Un des gendarmes nous a demandé avec un fort accent du Midi qui on était. Quand il a su que Nathalie était l’assistante sociale, il l’a prise à part et lui a expliqué que les sept enfants avaient disparu, qu’ils étaient tous partis dans la nuit... Puis ils sont entrés dans la maison avec les Doutreleau. Nous, on n’avait plus rien à faire ici, alors on est partis.
Nathalie a pleuré pendant tout le trajet.
J’ai passé l’après-midi au garage et j’espère n’avoir pas monté trop de plaquettes de freins à l’envers parce que je n’étais pas vraiment à ce que je faisais. Je ne voyais pas des carburateurs ni des batteries ni des bougies, je voyais sept petits chats, sept petits Doutreleau, et sept « Petits Poucet  ». Tout ça dansait dans ma tête. Je voyais surtout, et très précisément, une image venue de mon enfance. Le Petit Poucet y était représenté caché sous une escabelle lors de la terrible nuit. Le père disait : « Je suis résolu de les mener perdre demain au bois...  » La mère plongeait son visage dans ses mains. Un maigre feu brûlait dans la cheminée.
J’étais dans la voiture et je rentrais chez nous quand ça m’est tombé dessus. Comme un coup de tonnerre.

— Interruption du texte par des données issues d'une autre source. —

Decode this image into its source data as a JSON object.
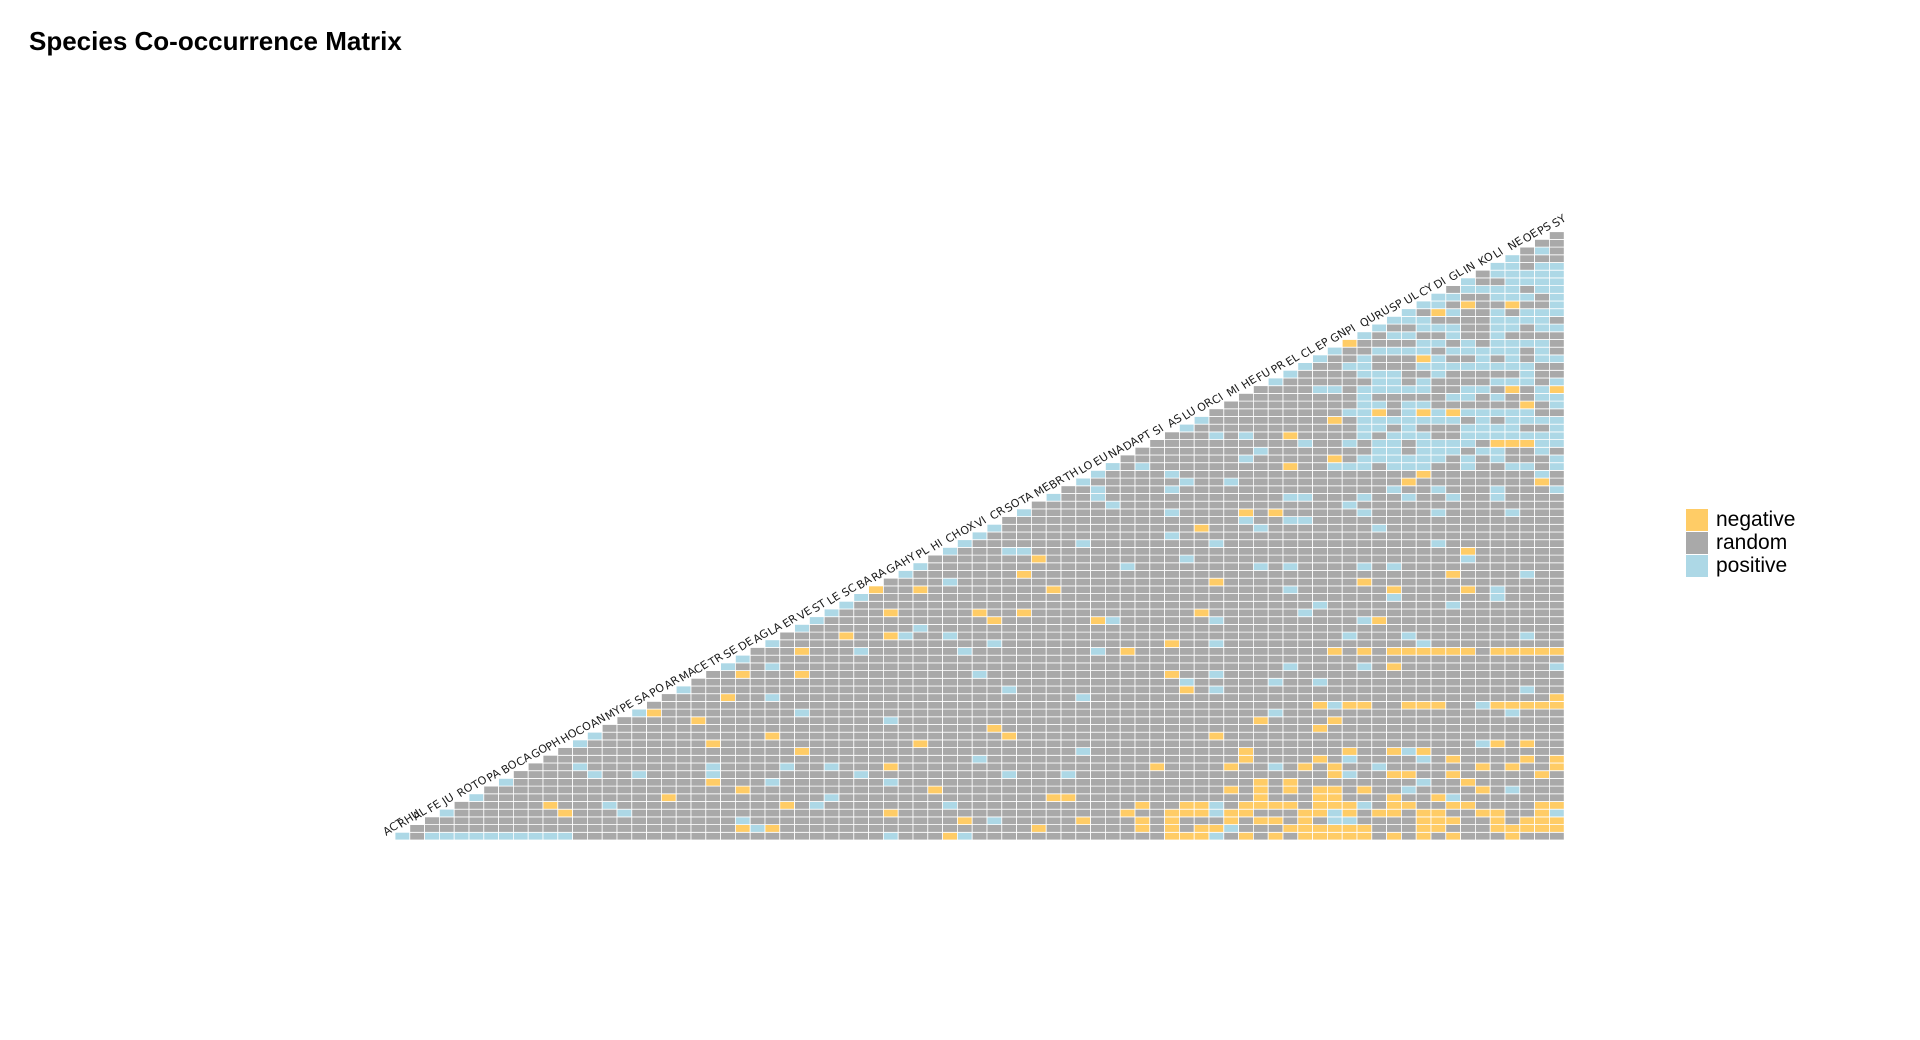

Et si... et si le petit Yann... lui ou un de ses frères bien sûr, mais non, ça ne pouvait être que lui, j’en avais l’intuition, si donc le petit Yann avait entendu son père dans la nuit :
— Je LES tuerai tous demain matin ! Tous les sept !
Et qu’il ait pensé que son père voulait...
Tu t’es trompé, petit Yann ! Toi qui sais tout, qui comprends tout, pour une fois tu t’es trompé !
LES tuer tous les sept ! Oui. Mais les sept CHATS, Yann ! Les CHATS ! Pas vous ! Les CHATS !!!!
Où es-tu maintenant pour qu’on te le dise ? Où as-tu entraîné tes frères ?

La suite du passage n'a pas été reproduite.